2023-07-28 17:38 aktualizacja: 2023-07-29, 10:58
Dziecko z tabletem Fot. PAP/Leszek Szymański
Dziecko z tabletem Fot. PAP/Leszek Szymański
Raport UNESCO zatytułowany “Technologia w edukacji” ostrzega przed nadużywaniem w szkolnictwie nowoczesnych technologii, takich jak smartfony i komputery. Autorzy tekstu twierdzą, że korzyści płynące z ich wykorzystywania w szkołach znikają, jeśli uczniowie używają urządzeń w nadmiarze lub bez wskazówek nauczyciela. W takim przypadku smartfony negatywnie wpływają na wyniki w nauce. Stąd apel UNESCO, by poszczególne kraje wprowadziły zakaz używania tego typu urządzeń w szkołach.

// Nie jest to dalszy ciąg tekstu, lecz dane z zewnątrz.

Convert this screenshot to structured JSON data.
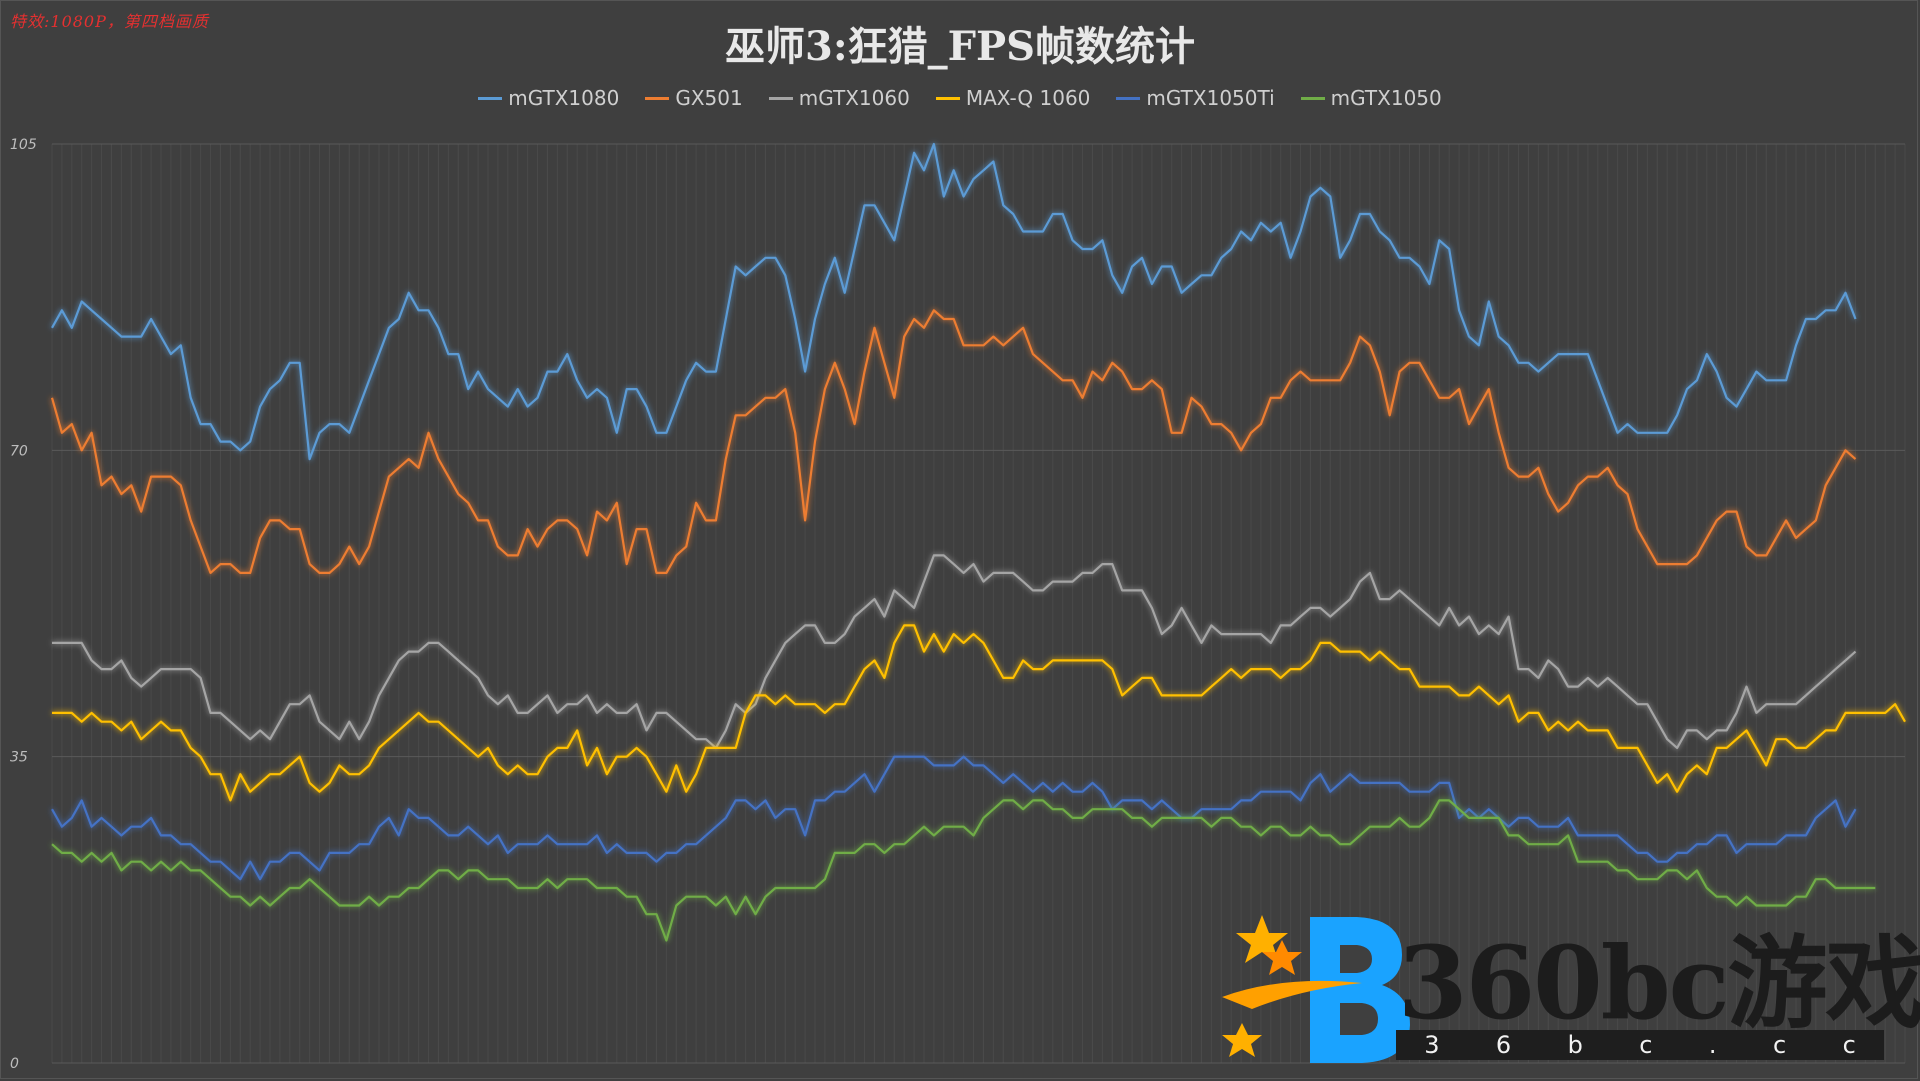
{
  "note": "特效:1080P，第四档画质",
  "title": "巫师3:狂猎_FPS帧数统计",
  "watermark": {
    "text": "360bc游戏",
    "url_chars": [
      "3",
      "6",
      "b",
      "c",
      ".",
      "c",
      "c"
    ]
  },
  "chart_data": {
    "type": "line",
    "title": "巫师3:狂猎_FPS帧数统计",
    "xlabel": "",
    "ylabel": "",
    "ylim": [
      0,
      105
    ],
    "yticks": [
      0,
      35,
      70,
      105
    ],
    "grid": true,
    "legend_position": "top",
    "series": [
      {
        "name": "mGTX1080",
        "color": "#5b9bd5",
        "values": [
          84,
          86,
          84,
          87,
          86,
          85,
          84,
          83,
          83,
          83,
          85,
          83,
          81,
          82,
          76,
          73,
          73,
          71,
          71,
          70,
          71,
          75,
          77,
          78,
          80,
          80,
          69,
          72,
          73,
          73,
          72,
          75,
          78,
          81,
          84,
          85,
          88,
          86,
          86,
          84,
          81,
          81,
          77,
          79,
          77,
          76,
          75,
          77,
          75,
          76,
          79,
          79,
          81,
          78,
          76,
          77,
          76,
          72,
          77,
          77,
          75,
          72,
          72,
          75,
          78,
          80,
          79,
          79,
          85,
          91,
          90,
          91,
          92,
          92,
          90,
          85,
          79,
          85,
          89,
          92,
          88,
          93,
          98,
          98,
          96,
          94,
          99,
          104,
          102,
          105,
          99,
          102,
          99,
          101,
          102,
          103,
          98,
          97,
          95,
          95,
          95,
          97,
          97,
          94,
          93,
          93,
          94,
          90,
          88,
          91,
          92,
          89,
          91,
          91,
          88,
          89,
          90,
          90,
          92,
          93,
          95,
          94,
          96,
          95,
          96,
          92,
          95,
          99,
          100,
          99,
          92,
          94,
          97,
          97,
          95,
          94,
          92,
          92,
          91,
          89,
          94,
          93,
          86,
          83,
          82,
          87,
          83,
          82,
          80,
          80,
          79,
          80,
          81,
          81,
          81,
          81,
          78,
          75,
          72,
          73,
          72,
          72,
          72,
          72,
          74,
          77,
          78,
          81,
          79,
          76,
          75,
          77,
          79,
          78,
          78,
          78,
          82,
          85,
          85,
          86,
          86,
          88,
          85
        ]
      },
      {
        "name": "GX501",
        "color": "#ed7d31",
        "values": [
          76,
          72,
          73,
          70,
          72,
          66,
          67,
          65,
          66,
          63,
          67,
          67,
          67,
          66,
          62,
          59,
          56,
          57,
          57,
          56,
          56,
          60,
          62,
          62,
          61,
          61,
          57,
          56,
          56,
          57,
          59,
          57,
          59,
          63,
          67,
          68,
          69,
          68,
          72,
          69,
          67,
          65,
          64,
          62,
          62,
          59,
          58,
          58,
          61,
          59,
          61,
          62,
          62,
          61,
          58,
          63,
          62,
          64,
          57,
          61,
          61,
          56,
          56,
          58,
          59,
          64,
          62,
          62,
          69,
          74,
          74,
          75,
          76,
          76,
          77,
          72,
          62,
          71,
          77,
          80,
          77,
          73,
          79,
          84,
          80,
          76,
          83,
          85,
          84,
          86,
          85,
          85,
          82,
          82,
          82,
          83,
          82,
          83,
          84,
          81,
          80,
          79,
          78,
          78,
          76,
          79,
          78,
          80,
          79,
          77,
          77,
          78,
          77,
          72,
          72,
          76,
          75,
          73,
          73,
          72,
          70,
          72,
          73,
          76,
          76,
          78,
          79,
          78,
          78,
          78,
          78,
          80,
          83,
          82,
          79,
          74,
          79,
          80,
          80,
          78,
          76,
          76,
          77,
          73,
          75,
          77,
          72,
          68,
          67,
          67,
          68,
          65,
          63,
          64,
          66,
          67,
          67,
          68,
          66,
          65,
          61,
          59,
          57,
          57,
          57,
          57,
          58,
          60,
          62,
          63,
          63,
          59,
          58,
          58,
          60,
          62,
          60,
          61,
          62,
          66,
          68,
          70,
          69
        ]
      },
      {
        "name": "mGTX1060",
        "color": "#a5a5a5",
        "values": [
          48,
          48,
          48,
          48,
          46,
          45,
          45,
          46,
          44,
          43,
          44,
          45,
          45,
          45,
          45,
          44,
          40,
          40,
          39,
          38,
          37,
          38,
          37,
          39,
          41,
          41,
          42,
          39,
          38,
          37,
          39,
          37,
          39,
          42,
          44,
          46,
          47,
          47,
          48,
          48,
          47,
          46,
          45,
          44,
          42,
          41,
          42,
          40,
          40,
          41,
          42,
          40,
          41,
          41,
          42,
          40,
          41,
          40,
          40,
          41,
          38,
          40,
          40,
          39,
          38,
          37,
          37,
          36,
          38,
          41,
          40,
          41,
          44,
          46,
          48,
          49,
          50,
          50,
          48,
          48,
          49,
          51,
          52,
          53,
          51,
          54,
          53,
          52,
          55,
          58,
          58,
          57,
          56,
          57,
          55,
          56,
          56,
          56,
          55,
          54,
          54,
          55,
          55,
          55,
          56,
          56,
          57,
          57,
          54,
          54,
          54,
          52,
          49,
          50,
          52,
          50,
          48,
          50,
          49,
          49,
          49,
          49,
          49,
          48,
          50,
          50,
          51,
          52,
          52,
          51,
          52,
          53,
          55,
          56,
          53,
          53,
          54,
          53,
          52,
          51,
          50,
          52,
          50,
          51,
          49,
          50,
          49,
          51,
          45,
          45,
          44,
          46,
          45,
          43,
          43,
          44,
          43,
          44,
          43,
          42,
          41,
          41,
          39,
          37,
          36,
          38,
          38,
          37,
          38,
          38,
          40,
          43,
          40,
          41,
          41,
          41,
          41,
          42,
          43,
          44,
          45,
          46,
          47
        ]
      },
      {
        "name": "MAX-Q 1060",
        "color": "#ffc000",
        "values": [
          40,
          40,
          40,
          39,
          40,
          39,
          39,
          38,
          39,
          37,
          38,
          39,
          38,
          38,
          36,
          35,
          33,
          33,
          30,
          33,
          31,
          32,
          33,
          33,
          34,
          35,
          32,
          31,
          32,
          34,
          33,
          33,
          34,
          36,
          37,
          38,
          39,
          40,
          39,
          39,
          38,
          37,
          36,
          35,
          36,
          34,
          33,
          34,
          33,
          33,
          35,
          36,
          36,
          38,
          34,
          36,
          33,
          35,
          35,
          36,
          35,
          33,
          31,
          34,
          31,
          33,
          36,
          36,
          36,
          36,
          40,
          42,
          42,
          41,
          42,
          41,
          41,
          41,
          40,
          41,
          41,
          43,
          45,
          46,
          44,
          48,
          50,
          50,
          47,
          49,
          47,
          49,
          48,
          49,
          48,
          46,
          44,
          44,
          46,
          45,
          45,
          46,
          46,
          46,
          46,
          46,
          46,
          45,
          42,
          43,
          44,
          44,
          42,
          42,
          42,
          42,
          42,
          43,
          44,
          45,
          44,
          45,
          45,
          45,
          44,
          45,
          45,
          46,
          48,
          48,
          47,
          47,
          47,
          46,
          47,
          46,
          45,
          45,
          43,
          43,
          43,
          43,
          42,
          42,
          43,
          42,
          41,
          42,
          39,
          40,
          40,
          38,
          39,
          38,
          39,
          38,
          38,
          38,
          36,
          36,
          36,
          34,
          32,
          33,
          31,
          33,
          34,
          33,
          36,
          36,
          37,
          38,
          36,
          34,
          37,
          37,
          36,
          36,
          37,
          38,
          38,
          40,
          40,
          40,
          40,
          40,
          41,
          39
        ]
      },
      {
        "name": "mGTX1050Ti",
        "color": "#4472c4",
        "values": [
          29,
          27,
          28,
          30,
          27,
          28,
          27,
          26,
          27,
          27,
          28,
          26,
          26,
          25,
          25,
          24,
          23,
          23,
          22,
          21,
          23,
          21,
          23,
          23,
          24,
          24,
          23,
          22,
          24,
          24,
          24,
          25,
          25,
          27,
          28,
          26,
          29,
          28,
          28,
          27,
          26,
          26,
          27,
          26,
          25,
          26,
          24,
          25,
          25,
          25,
          26,
          25,
          25,
          25,
          25,
          26,
          24,
          25,
          24,
          24,
          24,
          23,
          24,
          24,
          25,
          25,
          26,
          27,
          28,
          30,
          30,
          29,
          30,
          28,
          29,
          29,
          26,
          30,
          30,
          31,
          31,
          32,
          33,
          31,
          33,
          35,
          35,
          35,
          35,
          34,
          34,
          34,
          35,
          34,
          34,
          33,
          32,
          33,
          32,
          31,
          32,
          31,
          32,
          31,
          31,
          32,
          31,
          29,
          30,
          30,
          30,
          29,
          30,
          29,
          28,
          28,
          29,
          29,
          29,
          29,
          30,
          30,
          31,
          31,
          31,
          31,
          30,
          32,
          33,
          31,
          32,
          33,
          32,
          32,
          32,
          32,
          32,
          31,
          31,
          31,
          32,
          32,
          28,
          29,
          28,
          29,
          28,
          27,
          28,
          28,
          27,
          27,
          27,
          28,
          26,
          26,
          26,
          26,
          26,
          25,
          24,
          24,
          23,
          23,
          24,
          24,
          25,
          25,
          26,
          26,
          24,
          25,
          25,
          25,
          25,
          26,
          26,
          26,
          28,
          29,
          30,
          27,
          29
        ]
      },
      {
        "name": "mGTX1050",
        "color": "#70ad47",
        "values": [
          25,
          24,
          24,
          23,
          24,
          23,
          24,
          22,
          23,
          23,
          22,
          23,
          22,
          23,
          22,
          22,
          21,
          20,
          19,
          19,
          18,
          19,
          18,
          19,
          20,
          20,
          21,
          20,
          19,
          18,
          18,
          18,
          19,
          18,
          19,
          19,
          20,
          20,
          21,
          22,
          22,
          21,
          22,
          22,
          21,
          21,
          21,
          20,
          20,
          20,
          21,
          20,
          21,
          21,
          21,
          20,
          20,
          20,
          19,
          19,
          17,
          17,
          14,
          18,
          19,
          19,
          19,
          18,
          19,
          17,
          19,
          17,
          19,
          20,
          20,
          20,
          20,
          20,
          21,
          24,
          24,
          24,
          25,
          25,
          24,
          25,
          25,
          26,
          27,
          26,
          27,
          27,
          27,
          26,
          28,
          29,
          30,
          30,
          29,
          30,
          30,
          29,
          29,
          28,
          28,
          29,
          29,
          29,
          29,
          28,
          28,
          27,
          28,
          28,
          28,
          28,
          28,
          27,
          28,
          28,
          27,
          27,
          26,
          27,
          27,
          26,
          26,
          27,
          26,
          26,
          25,
          25,
          26,
          27,
          27,
          27,
          28,
          27,
          27,
          28,
          30,
          30,
          29,
          28,
          28,
          28,
          28,
          26,
          26,
          25,
          25,
          25,
          25,
          26,
          23,
          23,
          23,
          23,
          22,
          22,
          21,
          21,
          21,
          22,
          22,
          21,
          22,
          20,
          19,
          19,
          18,
          19,
          18,
          18,
          18,
          18,
          19,
          19,
          21,
          21,
          20,
          20,
          20,
          20,
          20
        ]
      }
    ]
  }
}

"Rewolucja cyfrowa kryje w sobie niezmierzony potencjał, ale podobnie jak pojawiły się ostrzeżenia, że należy ją uregulować w życiu społecznym, tak należy zwrócić uwagę na sposób jej wykorzystania w edukacji. Stosowanie zdobyczy technologicznych musi służyć ulepszaniu procesu nauczania oraz dobremu samopoczuciu uczniów i nauczycieli, a nie działać na ich szkodę. Na pierwszym miejscu stawiajmy potrzeby ucznia i wspierajmy nauczycieli. Łączność online nie zastąpi interakcji międzyludzkich" - ogłosiła w komunikacie dotyczącym raportu “Technologia w edukacji” dyrektor generalna UNESCO, Audrey Azoulay.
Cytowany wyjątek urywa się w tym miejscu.